Cina mulai tahun ini memperingati secara nasional invansi dan pembantaian Jepang di Nanjing, pada 13 Desember 1937, yang menewaskan 300.000 orang. Peringatan yang dipimpin langsung Presiden Xi Jinping itu dilaksanakan di Museum Pembantaian Jepang Nanjing, Tiongkok, Sabtu pagi, dihadiri seluruh petinggi Partai Komunis Cina, dan para keluarga serta korban selamat pembantaian.
"Setiap orang yang mencintai perdamaian, keadilan dan nilai-nilai kemanusiaantentu tidak ingin, peristiwa pembantaian itu dilupakan begitu saja, tanpa arti mendalam bagi perdamaian dan kemanusiaan di masa depan," ungkap Presiden Xi.
Cina dan Jepang harus berkaca pada sejarah tersebut, untuk bersama-sama membangun hubungan yang lebih baik antara kedua negara, menciptakan perdamaian bagi masyarakat kedua bangsa dan dunia.
Presiden Xi mengatakan, kekuatan militer bukan jalan terbaik untuk menciptakan perdamaian. Kita harus mengedepankan perdamaian, bukan perang, kerja sama bukan konfrontasi. Ia mengatakan Cina kni telah menjadi negara besar, dengan kemampuan yang memadai untuk melindungi bangsa, negara dan masyarakatnya secara damai.

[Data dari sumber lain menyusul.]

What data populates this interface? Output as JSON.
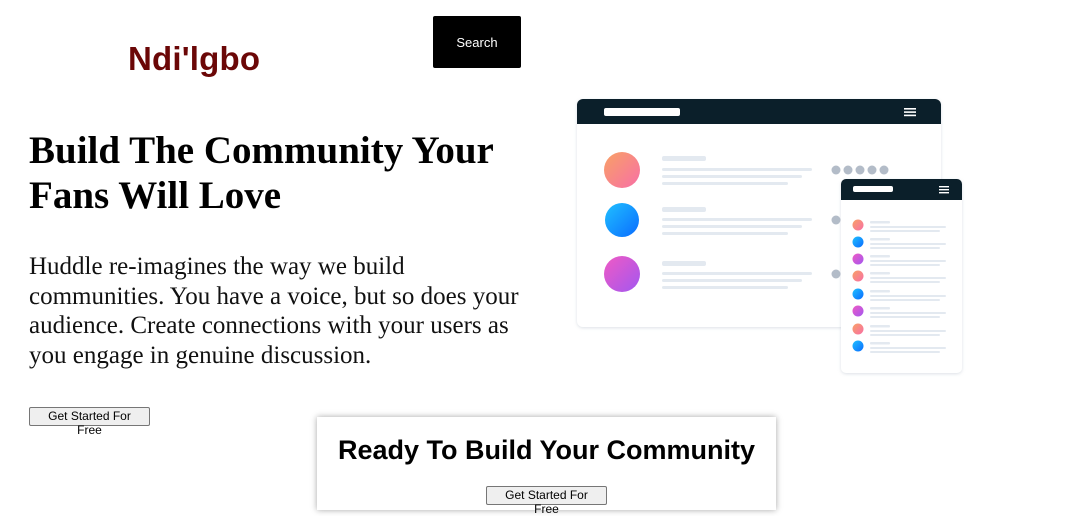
{
  "header": {
    "logo": "Ndi'lgbo",
    "search_label": "Search"
  },
  "hero": {
    "title": "Build The Community Your Fans Will Love",
    "description": "Huddle re-imagines the way we build communities. You have a voice, but so does your audience. Create connections with your users as you engage in genuine discussion.",
    "cta_label": "Get Started For Free"
  },
  "cta_card": {
    "title": "Ready To Build Your Community",
    "button_label": "Get Started For Free"
  },
  "colors": {
    "logo": "#6b0707",
    "mockup_header": "#0b1f2a",
    "avatar_orange": "#f9a165",
    "avatar_pink": "#f76fa6",
    "avatar_blue": "#0a84ff",
    "avatar_purple": "#c653e0"
  },
  "illustration": {
    "icon": "app-mockup-illustration"
  }
}
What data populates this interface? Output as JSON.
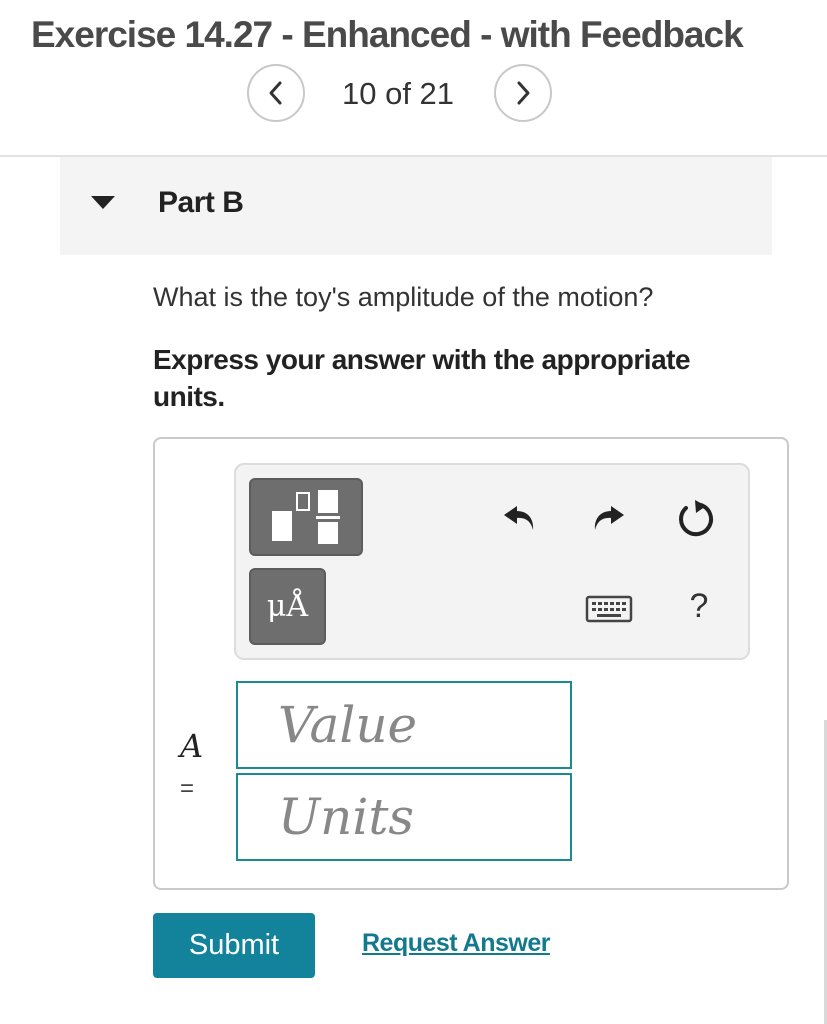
{
  "header": {
    "title": "Exercise 14.27 - Enhanced - with Feedback",
    "pager": {
      "position_text": "10 of 21",
      "prev_icon": "chevron-left-icon",
      "next_icon": "chevron-right-icon"
    }
  },
  "part": {
    "title": "Part B",
    "expanded_icon": "caret-down-icon"
  },
  "question": {
    "text": "What is the toy's amplitude of the motion?",
    "instruction": "Express your answer with the appropriate units."
  },
  "answer": {
    "toolbar": {
      "templates_icon": "templates-icon",
      "units_label": "μÅ",
      "undo_icon": "undo-icon",
      "redo_icon": "redo-icon",
      "reset_icon": "reset-icon",
      "keyboard_icon": "keyboard-icon",
      "help_label": "?"
    },
    "variable": "A",
    "equals": "=",
    "value_placeholder": "Value",
    "units_placeholder": "Units"
  },
  "actions": {
    "submit_label": "Submit",
    "request_answer_label": "Request Answer"
  },
  "colors": {
    "accent": "#12839a",
    "link": "#137a8e",
    "input_border": "#1c8a95"
  }
}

Upacara memperingati invansi dan pembantaian Jepang terhadap 300.000 orang di Nanjing, itu ditandai dengan peletakkan karangan bunga dan penaikkan bendera setengah tiang di Museum Pembantaian Jepang, Nanjing.
Museum yang disebut dengan Jiangdongmen itu didirikan pada 1985, yang semula adalah lokasi pembantaian dan penguburan massal dari tragedi itu. Seluruh kejadian digambarkan secara rapi dan apik dalam bentuk diorama, naskah, video dan foto.